Valley Community Services may not receive tax exemption from Town of Creston

Web Lead

  • Aug. 19, 2014 11:00 a.m.

The newly named Valley Community Services Society (formerly the Creston and District Community Resource Centre Society) now owns a premises that houses administrative and some program functions. But it won’t get a permissive tax exemption from the town of Creston until 2017, if at all.

That was the message delivered to executive director Serena Naeve and finance and administration manager Justine Keirn at the Aug. 12 regular town council meeting.

Naeve and Keirn appeared as a delegation to outline the non-profit society’s many community services to people of all ages. A request to be exempt from paying the municipal portion of its property taxes was not considered by council, although similar agencies do have exempt status.

Mayor Ron Toyota explained that council had adopted a policy to limit permissive tax exemption requests to a once-in-three-years window. He also cautioned that unless a future council increases the existing cap (1.75 per cent of total municipal taxes), full exemptions might not be available to non-profits.

“It will be at the discretion of the council at that time,” he said.

VCSS recently relocated to a renovated building on Pine Street from its longtime home above the medical clinic on 16th Avenue North.


Council Briefs

•Eight recommendations from the previous week’s committee of the whole meeting were adopted.
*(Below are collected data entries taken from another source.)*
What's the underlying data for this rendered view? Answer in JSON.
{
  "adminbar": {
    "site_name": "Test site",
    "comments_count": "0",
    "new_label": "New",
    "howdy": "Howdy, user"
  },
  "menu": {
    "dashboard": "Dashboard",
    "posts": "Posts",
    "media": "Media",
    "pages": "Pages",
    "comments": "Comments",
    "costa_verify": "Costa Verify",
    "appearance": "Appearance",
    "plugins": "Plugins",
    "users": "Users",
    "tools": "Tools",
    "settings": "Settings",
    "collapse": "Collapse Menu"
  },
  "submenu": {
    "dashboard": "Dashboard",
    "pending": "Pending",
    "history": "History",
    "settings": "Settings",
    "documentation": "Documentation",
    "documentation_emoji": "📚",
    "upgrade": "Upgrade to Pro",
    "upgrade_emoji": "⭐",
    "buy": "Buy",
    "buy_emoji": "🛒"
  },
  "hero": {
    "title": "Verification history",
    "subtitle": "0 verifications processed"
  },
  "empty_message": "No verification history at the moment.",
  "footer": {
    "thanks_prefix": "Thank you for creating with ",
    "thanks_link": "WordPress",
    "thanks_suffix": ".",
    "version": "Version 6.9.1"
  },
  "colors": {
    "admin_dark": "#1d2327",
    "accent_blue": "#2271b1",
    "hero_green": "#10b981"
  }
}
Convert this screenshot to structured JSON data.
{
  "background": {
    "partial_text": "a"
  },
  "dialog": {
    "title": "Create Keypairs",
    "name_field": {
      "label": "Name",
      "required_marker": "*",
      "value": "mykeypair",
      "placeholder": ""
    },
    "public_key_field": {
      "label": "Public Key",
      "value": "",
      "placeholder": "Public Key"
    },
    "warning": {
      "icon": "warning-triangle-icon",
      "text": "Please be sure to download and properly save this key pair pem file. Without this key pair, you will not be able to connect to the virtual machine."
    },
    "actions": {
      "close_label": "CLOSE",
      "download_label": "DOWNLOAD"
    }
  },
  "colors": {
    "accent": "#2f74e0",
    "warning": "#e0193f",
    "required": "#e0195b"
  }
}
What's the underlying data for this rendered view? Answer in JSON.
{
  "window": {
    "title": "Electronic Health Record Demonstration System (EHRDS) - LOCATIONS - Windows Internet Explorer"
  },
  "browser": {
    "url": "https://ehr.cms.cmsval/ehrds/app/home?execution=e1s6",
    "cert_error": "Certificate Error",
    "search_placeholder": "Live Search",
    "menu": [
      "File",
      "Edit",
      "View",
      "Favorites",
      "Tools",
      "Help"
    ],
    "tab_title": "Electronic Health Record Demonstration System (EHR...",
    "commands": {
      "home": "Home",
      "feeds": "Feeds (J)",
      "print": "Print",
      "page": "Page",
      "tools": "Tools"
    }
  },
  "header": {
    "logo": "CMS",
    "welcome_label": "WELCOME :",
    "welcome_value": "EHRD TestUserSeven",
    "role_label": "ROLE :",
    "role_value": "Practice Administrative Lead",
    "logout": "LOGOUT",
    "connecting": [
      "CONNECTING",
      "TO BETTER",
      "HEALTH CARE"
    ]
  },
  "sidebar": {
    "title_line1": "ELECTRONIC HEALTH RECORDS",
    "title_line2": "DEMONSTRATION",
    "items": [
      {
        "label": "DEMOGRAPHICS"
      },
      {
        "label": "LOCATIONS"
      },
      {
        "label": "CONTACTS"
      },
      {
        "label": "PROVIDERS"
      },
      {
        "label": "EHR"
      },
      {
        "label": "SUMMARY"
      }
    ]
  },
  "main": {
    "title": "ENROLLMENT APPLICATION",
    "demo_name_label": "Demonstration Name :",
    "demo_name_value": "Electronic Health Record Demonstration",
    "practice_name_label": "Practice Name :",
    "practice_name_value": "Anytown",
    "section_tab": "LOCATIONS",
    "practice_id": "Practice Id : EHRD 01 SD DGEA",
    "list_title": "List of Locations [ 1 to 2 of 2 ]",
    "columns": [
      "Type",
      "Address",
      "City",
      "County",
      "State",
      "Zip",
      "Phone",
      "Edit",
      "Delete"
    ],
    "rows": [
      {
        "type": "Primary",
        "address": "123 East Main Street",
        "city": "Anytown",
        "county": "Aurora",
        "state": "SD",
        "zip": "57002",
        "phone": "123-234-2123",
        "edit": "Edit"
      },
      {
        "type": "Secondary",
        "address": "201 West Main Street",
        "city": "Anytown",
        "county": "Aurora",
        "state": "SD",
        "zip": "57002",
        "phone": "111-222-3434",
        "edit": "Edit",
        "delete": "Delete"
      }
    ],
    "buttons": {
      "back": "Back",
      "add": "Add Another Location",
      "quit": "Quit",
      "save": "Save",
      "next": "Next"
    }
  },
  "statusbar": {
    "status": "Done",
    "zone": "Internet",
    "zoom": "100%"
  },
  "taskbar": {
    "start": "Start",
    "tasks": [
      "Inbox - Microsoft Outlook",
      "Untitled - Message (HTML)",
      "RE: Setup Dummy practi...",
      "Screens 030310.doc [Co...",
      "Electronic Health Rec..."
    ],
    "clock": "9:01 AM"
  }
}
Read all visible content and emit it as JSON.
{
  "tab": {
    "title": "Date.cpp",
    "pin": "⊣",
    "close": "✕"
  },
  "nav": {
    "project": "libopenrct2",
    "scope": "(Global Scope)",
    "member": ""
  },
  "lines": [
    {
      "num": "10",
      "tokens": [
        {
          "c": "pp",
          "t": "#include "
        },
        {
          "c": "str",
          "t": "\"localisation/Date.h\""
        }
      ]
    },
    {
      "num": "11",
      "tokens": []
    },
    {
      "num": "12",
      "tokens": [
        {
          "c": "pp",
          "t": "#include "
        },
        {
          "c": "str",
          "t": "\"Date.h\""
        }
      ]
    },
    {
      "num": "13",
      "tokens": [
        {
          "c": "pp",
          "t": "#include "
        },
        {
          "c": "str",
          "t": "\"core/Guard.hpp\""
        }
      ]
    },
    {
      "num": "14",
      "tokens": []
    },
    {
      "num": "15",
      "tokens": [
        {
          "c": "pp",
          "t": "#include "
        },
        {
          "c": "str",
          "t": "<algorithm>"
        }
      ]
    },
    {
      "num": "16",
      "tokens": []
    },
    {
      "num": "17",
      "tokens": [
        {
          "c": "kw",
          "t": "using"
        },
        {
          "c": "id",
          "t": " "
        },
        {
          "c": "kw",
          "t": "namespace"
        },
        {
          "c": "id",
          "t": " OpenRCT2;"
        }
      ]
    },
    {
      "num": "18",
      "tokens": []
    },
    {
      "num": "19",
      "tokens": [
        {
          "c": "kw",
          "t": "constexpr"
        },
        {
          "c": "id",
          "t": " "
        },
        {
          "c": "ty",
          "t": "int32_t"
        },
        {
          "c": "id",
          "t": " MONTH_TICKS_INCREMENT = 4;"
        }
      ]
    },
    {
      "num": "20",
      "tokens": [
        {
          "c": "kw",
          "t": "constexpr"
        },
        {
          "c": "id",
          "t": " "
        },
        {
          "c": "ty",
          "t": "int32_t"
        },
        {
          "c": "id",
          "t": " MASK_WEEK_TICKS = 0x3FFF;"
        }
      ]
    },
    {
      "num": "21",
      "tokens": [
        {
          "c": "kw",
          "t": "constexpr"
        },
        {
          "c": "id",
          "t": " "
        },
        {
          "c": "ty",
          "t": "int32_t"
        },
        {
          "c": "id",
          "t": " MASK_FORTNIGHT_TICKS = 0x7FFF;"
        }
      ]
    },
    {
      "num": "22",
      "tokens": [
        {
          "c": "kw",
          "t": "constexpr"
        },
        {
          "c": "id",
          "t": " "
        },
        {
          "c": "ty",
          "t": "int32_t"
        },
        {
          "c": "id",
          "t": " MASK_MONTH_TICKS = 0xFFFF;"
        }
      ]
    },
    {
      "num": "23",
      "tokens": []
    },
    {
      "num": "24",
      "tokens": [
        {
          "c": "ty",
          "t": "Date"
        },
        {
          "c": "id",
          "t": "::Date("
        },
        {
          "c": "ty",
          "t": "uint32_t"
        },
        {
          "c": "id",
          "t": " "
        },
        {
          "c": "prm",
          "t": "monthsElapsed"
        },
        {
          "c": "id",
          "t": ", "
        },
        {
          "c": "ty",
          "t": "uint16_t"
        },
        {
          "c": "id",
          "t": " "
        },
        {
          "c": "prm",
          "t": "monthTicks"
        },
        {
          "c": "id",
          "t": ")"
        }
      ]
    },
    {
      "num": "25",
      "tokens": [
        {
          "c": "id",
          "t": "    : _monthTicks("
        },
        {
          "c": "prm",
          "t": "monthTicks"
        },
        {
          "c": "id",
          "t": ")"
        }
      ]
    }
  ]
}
•Small donations were approved for the Creston Valley Thunder Cats annual golf tournament and the Ducks Unlimited Canada dinner and auction.

•Finance director Steffan Klassen presented a report about the subsidy for users of the Prince Charles Theatre. The town’s subsidy of $5,000 last year has allowed the theatre “to hold its own”, keeping costs affordable and not eating into school district budgets, he said.

•Council directed staff to review the water rates and regulations bylaw and recommend updates to water conservation measures, metering considerations, enforceability and prohibition of water-wasting apparatus like swamp coolers.

•Membership in the International Selkirk Loop was renewed at a cost of $100.

•Creston Fire Rescue Deputy Chief Jared Riel reported that a series of events designed to increase public awareness about the fire department has been “a huge success”. The Hot Summer Nights program has been held in several locations, attracting local residents and children to check out fire fighting equipment and learn more about the services provided.

•Three bicycle rings currently in stock will be installed at strategic downtown locations.

•Updated bylaws for the parks, trails and public places and fees and charges amendment were adopted.

•Proposed first, second and third readings of an updated development cost charges bylaw were referred to the next meeting after Coun. Jerry Schmalz expressed concern that some portions seemed to conflict with what council had approved during previous discussions.